Two years ago we purchased a wireless collar system to keep our dogs safely on our property and off the road. The system consists of a base station and up to two collars. The base station pings the collars via an RF connection at around 2.5Ghz, and distance is measured via time of flight of the RF. If the dog is beyond the programmed range, a beep, and eventually a corrective shock, is given to the dog. Once the dog starts to return the shock stops, so no correction is given for returning home, which is a good feature.
The idea was great, however, implementation is poor. Just after the warranty expired, we started to lose collars. Replacements are $150 each. With the second collar dead, it was time to investigate. Beyond the collars not being sealed from the weather and getting wet, there was something else going on.
Having some background in RF, surface mount electronics, and switching power, I decided to see if the collars could be repaired. After dissection of the collar it became apparent some poor decisions were made.

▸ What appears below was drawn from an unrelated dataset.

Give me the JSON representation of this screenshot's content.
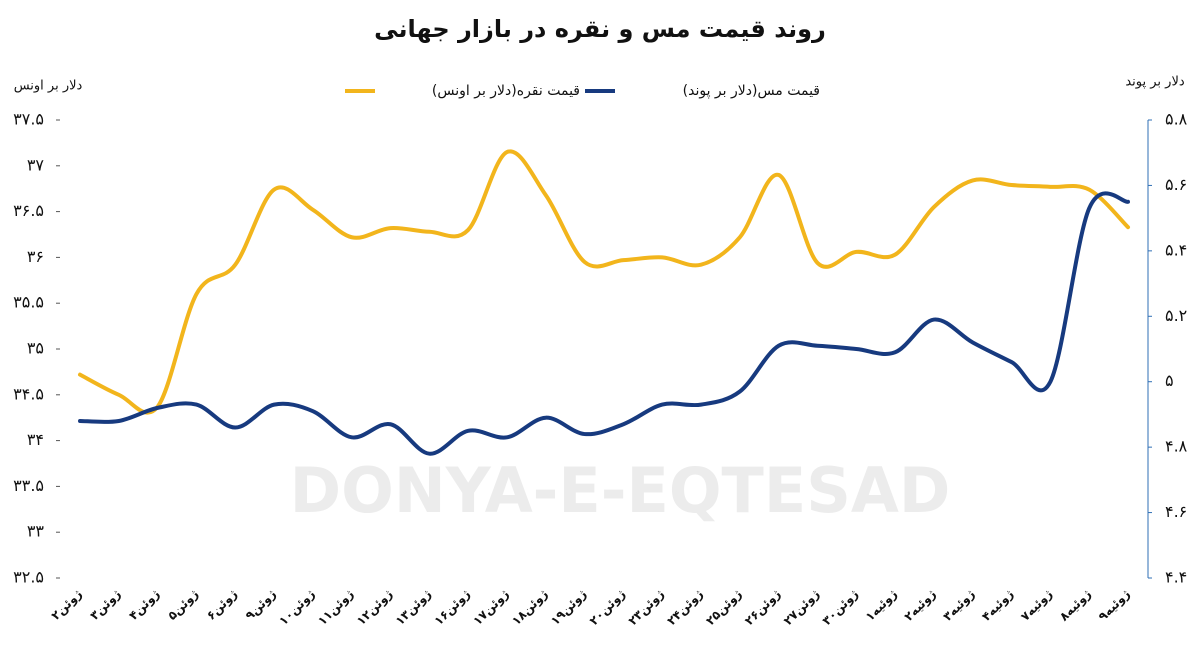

The hot of the corrective shock is generated on the circuit board and passes to the dog through a wire and electrode. The shock returns to the ground of the circuit board through another electrode. That ground return electrode has a screw in it, which passes through the circuit board. That single screw is the only mount to hold the circuit board down. It is only accessible under the RF shielding for the 2.5Ghz radio circuit. Within 12mills (.012-inches) of the screw head are a bunch of passive components all attached directly to the RF IC chip. No thread-locking compound is applied to this screw.
The scenario became clear in my mind. As the dog runs around, the circuit board loosens the screw over time. When this happens the ground return is intermittent and the screw head touches the components coming directly from the RF IC. Basically, all of the high voltage goes through the sensitive RF transceiver, destroying it. Just a plain old horrible design.